Distinguished Flying Cross with a combat "V"
earned
3.23.03
while serving with
Marine Light Attack Helicopter Squadron 267
Capt. Allen Grinalds and his division of four Cobra helicopters were flying from Iraq back to Kuwait when they got the call that coalition troops were in trouble.
It was March 23, 2003, and Grinalds’ helicopters from Marine Light Attack Helicopter Squadron 267 had been flying for 10 hours supporting Marines making their way to Baghdad.
The call for help came from British troops near Basra.
With his helicopters low on fuel and his pilots exhausted, Grinalds said he was initially reluctant to accept the mission.
But it became clear that his group was the only help the embattled British were going to get. He then took his helicopters into an intense battle that ultimately left numerous Iraqi tanks and artillery pieces destroyed and 30 Iraqis dead, according to the citation for Grinalds’ Distinguished Flying Cross with “V” device.
As the helicopters got close to Basra, Grinalds could see the Iraqi artillery shells landing near the British troops. It was clear the Iraqis had artillery with a much greater range than the British.
“They were basically swacking these guys with impunity,” he said.
At first, Grinalds tried to see if any fighter aircraft could provide air support to the British troops, he said.
Since Cobra helicopters have about as much armor as a “can of soup,” Grinalds said, this was not a mission that Cobra pilots typically fly.
“The tension is obviously rising because Manila 6, the forward air controller, is kind of waiting to see what we’re going to do, the artillery is coming in, they’re still taking casualties and I can’t get any fixed-wing support.”
When Grinalds heard that fighters were 30 minutes away, he made the call to go in.
Flying far behind enemy lines, the helicopters initially saw only a mass of Iraqis trying to flee Basra, he said.
But when the helicopters searched near a mosque, they found the Iraqi artillery.
When the Cobras got within about 4,000 meters of the artillery pieces, “everything broke loose,” Grinalds said.
“It’s difficult to describe, but it was just essentially a wall of tracer fire coming at you.”
Grinalds said he broke off the attack, changed direction, and then came at the artillery pieces from out of the sun.
This time, his helicopters started to pick off the enemy artillery, flying lower than the Iraqis could depress their guns, Grinalds said.
But as the helicopters flew over a berm, they found a new threat — a company of Iraqi tanks that were preparing to move against the British, he said.
“Those folks (the British) didn’t have any armor with them, they were light infantry, they had Land Rovers,” he said. “The concern was that if the armor got down there, it would not be good at all.”
Even though the Iraqi tanks had missiles and other weapons that could hit the helicopters, Grinalds turned his helicopters to fight them, he said.
His helicopters fired several missiles.
“It’s basically kind of one of those moments where the balance of the battle hangs in the air,” he said.
But when the Iraqi soldiers saw the tanks begin to explode, they broke and started to run, allowing the helicopters to mow them down, Grinalds said.
Grinalds said he estimates he destroyed two tanks himself along with one artillery piece, two or three anti-aircraft artillery pieces and about 10 Iraqis.
By the time the battle was over, all four helicopters had fired every single rocket, missile and 20 mm round and had expended all their countermeasures, he said.
They still had to fly about 8 miles back to friendly lines, Grinalds said.

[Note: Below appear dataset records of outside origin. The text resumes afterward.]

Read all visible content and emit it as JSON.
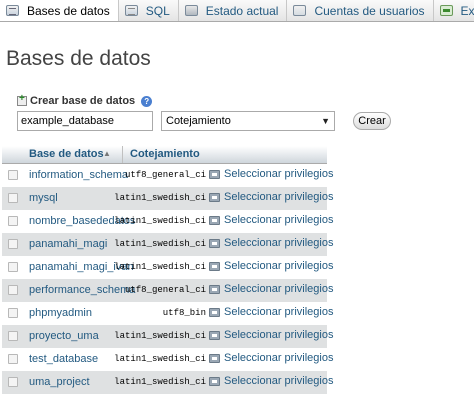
{
  "tabs": [
    {
      "label": "Bases de datos",
      "icon": "database-icon",
      "active": true
    },
    {
      "label": "SQL",
      "icon": "sql-icon",
      "active": false
    },
    {
      "label": "Estado actual",
      "icon": "status-icon",
      "active": false
    },
    {
      "label": "Cuentas de usuarios",
      "icon": "users-icon",
      "active": false
    },
    {
      "label": "Exportar",
      "icon": "export-icon",
      "active": false
    }
  ],
  "page": {
    "title": "Bases de datos"
  },
  "create": {
    "label": "Crear base de datos",
    "help": "?",
    "input_value": "example_database",
    "collation_selected": "Cotejamiento",
    "button_label": "Crear"
  },
  "table": {
    "headers": {
      "name": "Base de datos",
      "sort_indicator": "▲",
      "collation": "Cotejamiento"
    },
    "privileges_label": "Seleccionar privilegios",
    "rows": [
      {
        "name": "information_schema",
        "collation": "utf8_general_ci"
      },
      {
        "name": "mysql",
        "collation": "latin1_swedish_ci"
      },
      {
        "name": "nombre_basededatos",
        "collation": "latin1_swedish_ci"
      },
      {
        "name": "panamahi_magi",
        "collation": "latin1_swedish_ci"
      },
      {
        "name": "panamahi_magi_ivan",
        "collation": "latin1_swedish_ci"
      },
      {
        "name": "performance_schema",
        "collation": "utf8_general_ci"
      },
      {
        "name": "phpmyadmin",
        "collation": "utf8_bin"
      },
      {
        "name": "proyecto_uma",
        "collation": "latin1_swedish_ci"
      },
      {
        "name": "test_database",
        "collation": "latin1_swedish_ci"
      },
      {
        "name": "uma_project",
        "collation": "latin1_swedish_ci"
      }
    ]
  },
  "colors": {
    "link": "#235a81",
    "row_alt": "#dfe1e2"
  }
}
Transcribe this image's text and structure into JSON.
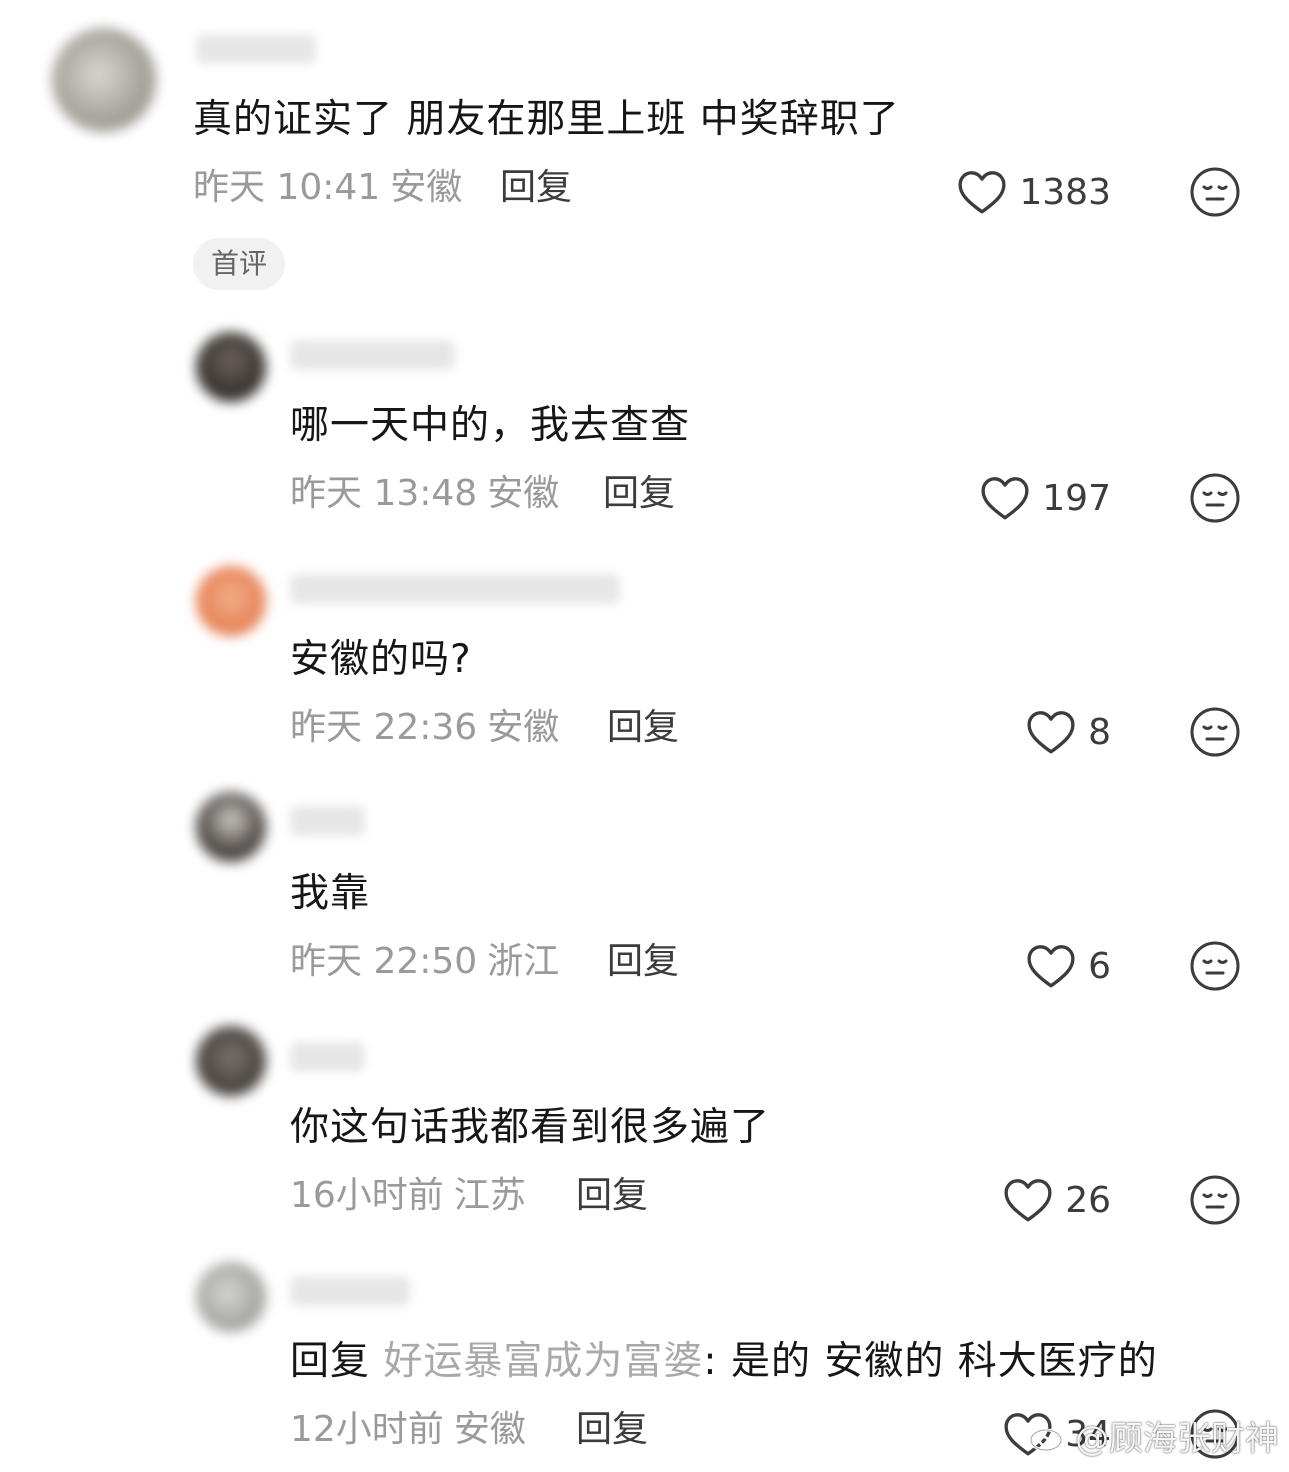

On the way back, the helicopters took small-arms fire.
“That was probably the longest three-minute flight of my life,” he said.
In the end, his helicopters did make it back and he learned that they had allowed the British to evacuate their casualties, Grinalds said.
Now a major with Headquarters Marine Corps, Aviation Branch, Grinalds said that it was a hard decision to take his helicopters into the fight, but he remembers the advice of his commanding officer at the time:
“Use your best judgment and do everything you can to support the guys on the ground, because that’s the only reason we exist as Marine aviators.”